Suspended Somerset County DA allowed to communicate with wife again

Aug. 3—EBENSBURG — Suspended Somerset County District Attorney Jeffrey Thomas' bond conditions in Cambria County were modified on Tuesday, allowing him to resume communication with his wife.

The order came after Amy Thomas testified under oath that she did not feel "at risk or in fear of harm" from her husband, who has been prohibited from speaking with her since spring.

In Cambria County, Thomas is accused of assaulting his wife during a May 2021 vehicle ride between Johnstown and Windber that was allegedly witnessed during a FaceTime call.

To support their case, prosecutors have pointed to testimony from a woman who Amy Thomas called that night through the video chat application and images of Amy Thomas' injuries that the woman photographed afterward.

Amy Thomas has maintained that her husband is innocent of the charges and that she was injured in a car crash that night, which has since led police to file a perjury charge against her, alleging that she made "knowingly" false statements.

Tuesday's separate bond hearing was not related to those newly filed charges. But the state Office of Attorney General sought to have Cambria County's no-contact order between the Thomases sustained.

To support their argument, prosecutors played two recordings of 911 calls made by Amy Thomas on May 14 and 15, 2021, where she at one point yelled for help and at another said her hair was pulled by her husband.

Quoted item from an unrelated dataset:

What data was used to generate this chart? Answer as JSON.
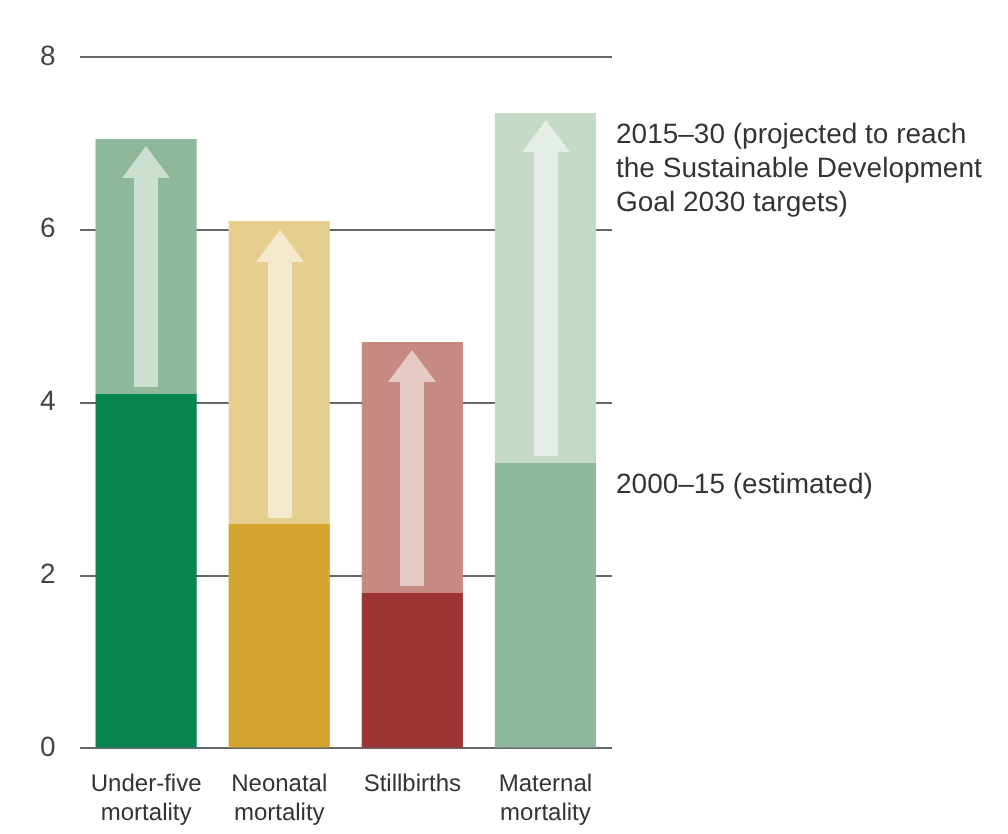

The Windber woman sobbed throughout both recordings and was sometimes unintelligible while asking authorities for help. At one point, a dispatcher asked her to identify her attacker and the call was suddenly disconnected.

While Tuesday's hearing was a bond modification proceeding, Cambria County President Judge Norman A. Krumenacker III said he viewed the matter as similar to a protection-from-abuse order hearing.

While saying the 911 calls raised "significant concern," Krumenacker also acknowledged the extensive passage of time that occurred between the dates of those calls and Tuesday — 15 months.

And Amy Thomas, the person the order was filed to protect, indicated that she supported the bond modification, then took the witness stand and told Krumenacker she is not concerned that her safety is at risk.

Tuesday's hearing was the final legal step the couple needed to clear to resume speaking to one another. Six weeks ago, a Somerset County judge agreed to modify a no-contact order in Somerset County related to separate charges against Jeffrey Thomas.

But through stipulations in Somerset County court, which also require Thomas to wear an electronic monitoring device, Thomas must remain at his parents' Windber residence until permitted otherwise by county probation officers.

Jeffrey Thomas is awaiting trial in Somerset County this fall, accused of sexually assaulting and strangling a separate Windber woman in September 2021.

His law license was suspended, and he is prevented from overseeing his office. The Somerset County Salary Board also halted his pay late last year.

Amy Thomas also faces charges, accused of perjury, intimidating a witness and obstructing the administration of law related to the domestic case with her husband.

Police allege she sent harassing text messages to a witness in the case and "knowingly" provided the courts with a false story that she was injured in a crash.

Amy Thomas maintains she is innocent of those charges and that the allegations — and Tuesday's hearing — are meant to cast her and her husband in a bad light.

Thomas told The Tribune-Democrat she does not dispute that she made the 911 calls that were played for the court Tuesday. She said that she made the calls after learning her husband was with another woman and that she was "upset."

"I was drunk. I was upset with him," she said. "This was an embarrassing moment that I have to live with."

At the conclusion of the hearing, Jeffrey Thomas' Allegheny County attorney, Joe Otte, informed Krumenacker that he no longer sought to represent Thomas in the ongoing domestic assault case.

After Otte, Thomas and Krumenacker discussed the matter briefly behind closed doors, the motion was granted for private reasons covered by attorney-client privilege. It means Thomas will need to line up another attorney in the case.

The move does not impact his legal representation in his Somerset County case.